Since it is a wuxia film, there is a lot of wire-fu present. Funnily enough there is sometimes a legitimate excuse for this, as the box of 14 blades is also equipped with grappling hooks that allow Qinglong to ascend walls, ‘Batman-style’.
Donnie portrays Qīnglóng with an air of being a cool-yet-rugged, extremely lethal combatant that beats up the cannon fodder with the lackadaisical ease that comes no doubt from decades of experience, even when heavily outnumbered. When taking on less skilled opponents, Qīnglóng is able to disable them without even really trying; but then there are also those who are more than a match for him!
Qinglong is only one of four senior Jinyiwei officers; the other three are charged with hunting him down and they’re all equally as skilled as him to have reached such a high rank. One senior officer, Baihu (lit. “White Tiger”), employs Tiger style Kung Fu in his fight against Qinglong; befitting his name.
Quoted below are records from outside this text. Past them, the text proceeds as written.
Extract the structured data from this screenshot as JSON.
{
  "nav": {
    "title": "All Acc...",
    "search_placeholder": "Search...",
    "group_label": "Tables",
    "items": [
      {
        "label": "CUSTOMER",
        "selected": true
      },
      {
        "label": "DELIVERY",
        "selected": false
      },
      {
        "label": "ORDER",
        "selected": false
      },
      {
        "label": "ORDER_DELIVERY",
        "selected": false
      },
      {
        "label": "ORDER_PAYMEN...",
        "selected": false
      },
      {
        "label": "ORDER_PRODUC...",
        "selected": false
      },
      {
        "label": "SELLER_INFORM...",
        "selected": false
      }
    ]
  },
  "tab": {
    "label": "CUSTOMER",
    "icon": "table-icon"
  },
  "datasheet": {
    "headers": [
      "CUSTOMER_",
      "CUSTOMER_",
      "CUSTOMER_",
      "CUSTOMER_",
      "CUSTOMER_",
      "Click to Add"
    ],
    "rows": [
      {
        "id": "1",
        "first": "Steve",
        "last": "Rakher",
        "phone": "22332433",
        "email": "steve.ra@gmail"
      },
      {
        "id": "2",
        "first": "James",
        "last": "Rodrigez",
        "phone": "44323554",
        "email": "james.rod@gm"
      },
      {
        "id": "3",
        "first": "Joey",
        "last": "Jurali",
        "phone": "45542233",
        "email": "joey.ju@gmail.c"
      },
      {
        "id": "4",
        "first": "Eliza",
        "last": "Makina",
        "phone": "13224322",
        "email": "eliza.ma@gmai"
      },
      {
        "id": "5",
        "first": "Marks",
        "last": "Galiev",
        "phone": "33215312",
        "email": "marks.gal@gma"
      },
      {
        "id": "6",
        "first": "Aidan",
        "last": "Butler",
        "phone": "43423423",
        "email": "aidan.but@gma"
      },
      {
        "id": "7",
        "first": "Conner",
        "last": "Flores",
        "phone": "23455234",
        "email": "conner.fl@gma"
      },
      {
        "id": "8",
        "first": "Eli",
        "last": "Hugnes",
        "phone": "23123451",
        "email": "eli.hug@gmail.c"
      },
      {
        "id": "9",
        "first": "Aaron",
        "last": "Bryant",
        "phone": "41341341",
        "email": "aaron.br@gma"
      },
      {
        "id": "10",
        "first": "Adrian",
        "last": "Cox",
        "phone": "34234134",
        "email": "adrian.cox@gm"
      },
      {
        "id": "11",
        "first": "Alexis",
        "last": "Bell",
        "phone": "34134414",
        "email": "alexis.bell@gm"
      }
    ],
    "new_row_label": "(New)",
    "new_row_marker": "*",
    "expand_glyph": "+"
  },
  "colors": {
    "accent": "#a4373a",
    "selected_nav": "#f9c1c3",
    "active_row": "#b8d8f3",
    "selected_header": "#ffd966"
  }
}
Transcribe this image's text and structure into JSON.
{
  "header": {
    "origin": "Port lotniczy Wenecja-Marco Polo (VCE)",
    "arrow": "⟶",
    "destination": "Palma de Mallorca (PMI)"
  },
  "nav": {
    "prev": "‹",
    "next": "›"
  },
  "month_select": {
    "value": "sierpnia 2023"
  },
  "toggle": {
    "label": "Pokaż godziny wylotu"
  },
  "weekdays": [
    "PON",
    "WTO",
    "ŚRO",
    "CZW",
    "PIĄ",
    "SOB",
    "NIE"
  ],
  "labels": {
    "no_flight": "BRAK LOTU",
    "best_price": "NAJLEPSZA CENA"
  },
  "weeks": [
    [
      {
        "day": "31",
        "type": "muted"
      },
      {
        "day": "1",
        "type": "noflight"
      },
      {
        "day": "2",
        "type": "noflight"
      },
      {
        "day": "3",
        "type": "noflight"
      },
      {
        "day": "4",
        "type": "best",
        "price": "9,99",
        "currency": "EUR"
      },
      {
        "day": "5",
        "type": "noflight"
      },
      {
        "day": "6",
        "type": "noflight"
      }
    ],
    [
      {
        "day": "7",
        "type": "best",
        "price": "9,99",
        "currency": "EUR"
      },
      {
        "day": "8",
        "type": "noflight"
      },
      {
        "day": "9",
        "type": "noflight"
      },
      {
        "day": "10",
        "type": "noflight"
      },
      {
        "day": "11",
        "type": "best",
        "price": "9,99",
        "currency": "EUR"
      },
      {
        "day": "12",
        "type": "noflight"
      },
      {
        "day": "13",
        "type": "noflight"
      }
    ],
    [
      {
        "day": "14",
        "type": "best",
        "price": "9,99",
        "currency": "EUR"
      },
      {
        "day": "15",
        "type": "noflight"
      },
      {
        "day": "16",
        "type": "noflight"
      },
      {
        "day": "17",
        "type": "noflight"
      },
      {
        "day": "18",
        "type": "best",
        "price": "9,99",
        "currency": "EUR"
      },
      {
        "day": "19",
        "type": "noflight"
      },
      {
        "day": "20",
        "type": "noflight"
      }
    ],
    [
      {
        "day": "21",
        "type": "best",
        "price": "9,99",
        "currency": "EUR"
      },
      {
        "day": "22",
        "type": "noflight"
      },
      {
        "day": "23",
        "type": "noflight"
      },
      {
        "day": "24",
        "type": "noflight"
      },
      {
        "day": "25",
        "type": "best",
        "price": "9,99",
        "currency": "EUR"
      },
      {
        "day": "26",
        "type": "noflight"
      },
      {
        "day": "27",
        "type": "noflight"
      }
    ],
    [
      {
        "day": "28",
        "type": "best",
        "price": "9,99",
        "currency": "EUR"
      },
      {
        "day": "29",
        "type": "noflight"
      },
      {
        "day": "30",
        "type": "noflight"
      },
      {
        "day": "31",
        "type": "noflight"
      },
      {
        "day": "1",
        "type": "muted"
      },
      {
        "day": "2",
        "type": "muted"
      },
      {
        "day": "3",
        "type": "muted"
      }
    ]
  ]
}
Eagle-eyed viewers will notice his particular version of Tiger style Kung Fu seems to stem from the Southern Chinese variants, which focus more on grappling and joint locking as he tries to repeatedly grab hold of Qinglong.
Political intrigue and kung fu seem like an unlikely combination in this historical action drama, but like peanut butter and chocolate, they do go sumptuously well together making it all the more enjoyable. “14 Blades” is unique in Donnie Yen’s career as it is one of the few roles where he is not necessarily a good guy, but he here finally discovers his humanity and seeks atonement.
- At one point in the film a bundle of dynamite is used despite dynamite not being invented until 1867 – some 200 plus years after the end of the Ming Dynasty.
- The character Judge uses a double-bladed sword as a deadly “boomerang” by throwing it. This is a reference to the film “Blade II”, where Donnie Yen had a minor role as ‘Snowman’.
- Judge’s costume is a reference to Jack Sparrow from the Pirates of the Carribean franchise.
- The name Qinglong (Azure Dragon) and three other characters’ names come from the Four Symbols in Chinese constellations, which include the “Vermilion Bird”, “White Tiger”, and “Black Tortoise”.